Des pages auto-censurées ou cachées dans le coffre-fort de Gallimard

Les enquêteurs s'intéressent à différents écrits de Matzneff, aujourd'hui âgé de 83 ans, afin de rechercher de potentielles victimes. L'écrivain avait en effet raconté de manière quasi quotidienne ses activités les plus intimes dans des journaux qui concernent les années 1953 à 1988 puis 2007 à 2018. Des récits qui ont été publiés.
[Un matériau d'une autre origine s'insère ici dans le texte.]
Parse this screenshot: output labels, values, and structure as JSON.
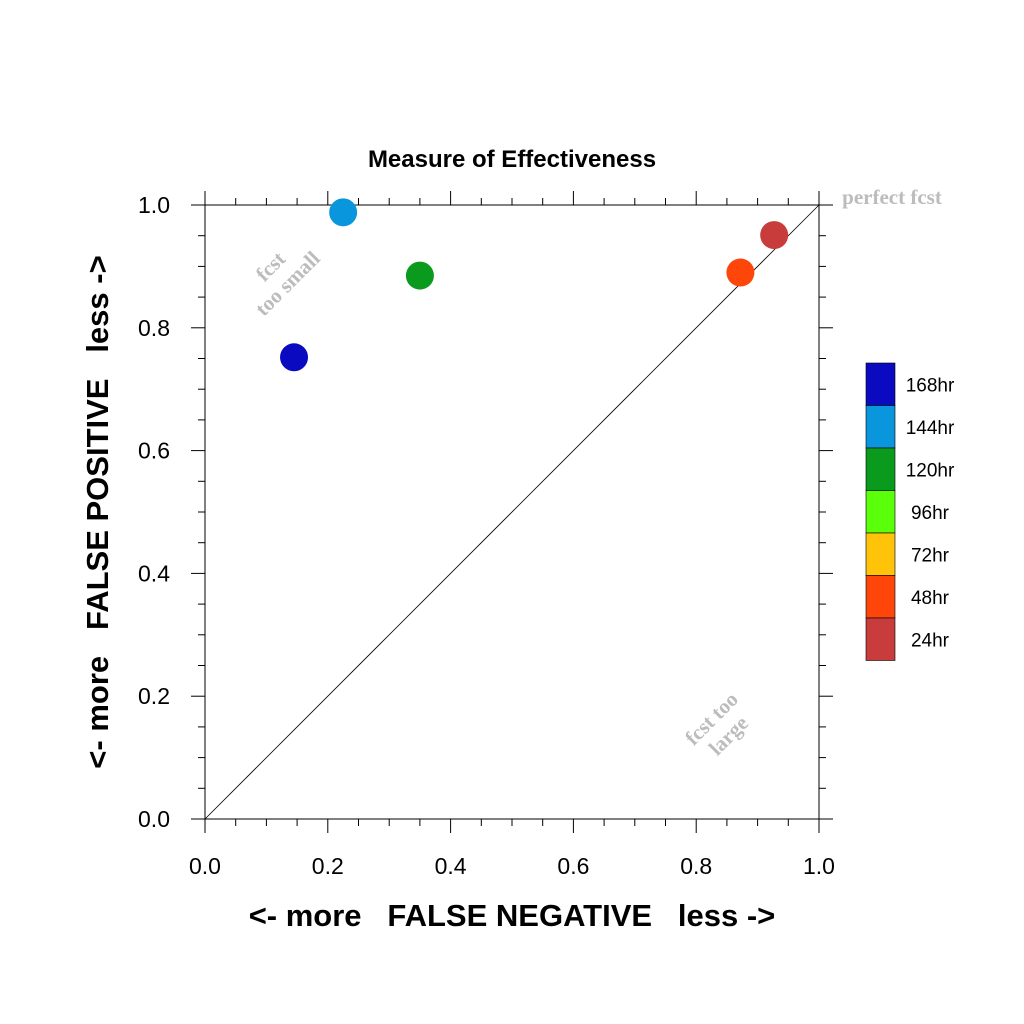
{
  "chart_data": {
    "type": "scatter",
    "title": "Measure of Effectiveness",
    "xlabel": "<- more   FALSE NEGATIVE   less ->",
    "ylabel": "<- more   FALSE POSITIVE   less ->",
    "xlim": [
      0.0,
      1.0
    ],
    "ylim": [
      0.0,
      1.0
    ],
    "xticks": [
      "0.0",
      "0.2",
      "0.4",
      "0.6",
      "0.8",
      "1.0"
    ],
    "yticks": [
      "0.0",
      "0.2",
      "0.4",
      "0.6",
      "0.8",
      "1.0"
    ],
    "grid": false,
    "diagonal_reference_line": true,
    "annotations": {
      "top_right": "perfect fcst",
      "upper_left_line1": "fcst",
      "upper_left_line2": "too small",
      "lower_right_line1": "fcst too",
      "lower_right_line2": "large"
    },
    "legend": {
      "placement": "right",
      "entries": [
        {
          "label": "168hr",
          "color": "#0a0ac0"
        },
        {
          "label": "144hr",
          "color": "#0a96dc"
        },
        {
          "label": "120hr",
          "color": "#0a9a1e"
        },
        {
          "label": "96hr",
          "color": "#5aff0a"
        },
        {
          "label": "72hr",
          "color": "#ffc40a"
        },
        {
          "label": "48hr",
          "color": "#ff460a"
        },
        {
          "label": "24hr",
          "color": "#c83c3c"
        }
      ]
    },
    "points": [
      {
        "label": "168hr",
        "x": 0.145,
        "y": 0.752,
        "color": "#0a0ac0"
      },
      {
        "label": "144hr",
        "x": 0.225,
        "y": 0.988,
        "color": "#0a96dc"
      },
      {
        "label": "120hr",
        "x": 0.35,
        "y": 0.885,
        "color": "#0a9a1e"
      },
      {
        "label": "48hr",
        "x": 0.872,
        "y": 0.89,
        "color": "#ff460a"
      },
      {
        "label": "24hr",
        "x": 0.927,
        "y": 0.951,
        "color": "#c83c3c"
      }
    ]
  }
}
Dans ses Carnets noirs, parus en 2009, Gabriel Matzneff relevait que manquait à l'appel son "journal intime de 1989 à 2006 (…), dix-huit années où je pétais le feu, ai vécu mille aventures, prenais beaucoup de notes". Dans un ouvrage ultérieur, La Jeune Moabite, paru en 2017, il expliquait que ces pages étaient "présentement enfouies dans le coffre-fort d'Antoine Gallimard". Les éditions Gallimard ont fait l'objet d'une perquisition le 12 février.
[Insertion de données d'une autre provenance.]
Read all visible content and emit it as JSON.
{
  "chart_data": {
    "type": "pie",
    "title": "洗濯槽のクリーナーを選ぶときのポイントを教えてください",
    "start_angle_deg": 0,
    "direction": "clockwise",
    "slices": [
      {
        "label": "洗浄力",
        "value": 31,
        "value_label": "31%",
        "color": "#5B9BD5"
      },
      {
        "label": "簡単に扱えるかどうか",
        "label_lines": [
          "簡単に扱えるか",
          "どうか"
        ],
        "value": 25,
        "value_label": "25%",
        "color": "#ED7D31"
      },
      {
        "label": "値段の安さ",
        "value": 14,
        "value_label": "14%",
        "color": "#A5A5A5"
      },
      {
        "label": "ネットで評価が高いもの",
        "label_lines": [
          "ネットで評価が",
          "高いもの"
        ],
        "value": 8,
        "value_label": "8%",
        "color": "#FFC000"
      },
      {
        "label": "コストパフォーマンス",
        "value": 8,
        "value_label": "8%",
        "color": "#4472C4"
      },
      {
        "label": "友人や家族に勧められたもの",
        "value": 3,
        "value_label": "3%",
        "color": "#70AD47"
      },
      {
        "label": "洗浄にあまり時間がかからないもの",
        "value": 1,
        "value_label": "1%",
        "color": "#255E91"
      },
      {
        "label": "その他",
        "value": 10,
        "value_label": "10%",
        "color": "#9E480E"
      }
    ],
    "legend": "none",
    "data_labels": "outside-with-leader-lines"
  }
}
Gabriel Matzneff racontait aussi que n'étaient pas parues "deux cents pages censurées" pourtant "prêtes à la publication" de certains journaux intimes concernant les années 1974 à 1986. Dans un entretien avec le site Biffures, désormais hors ligne, en 2008, l'auteur attribuait cette "autocensure" au potentiel "spécialement scandaleux" de ces passages. Des passages que l'écrivain n'a jamais renié et dont l'attirance pour les "moins de 16 ans" et le tourisme sexuel avec de jeunes garçons en Asie a, pendant longtemps, a été toléré voire encensé dans le monde littéraire parisien.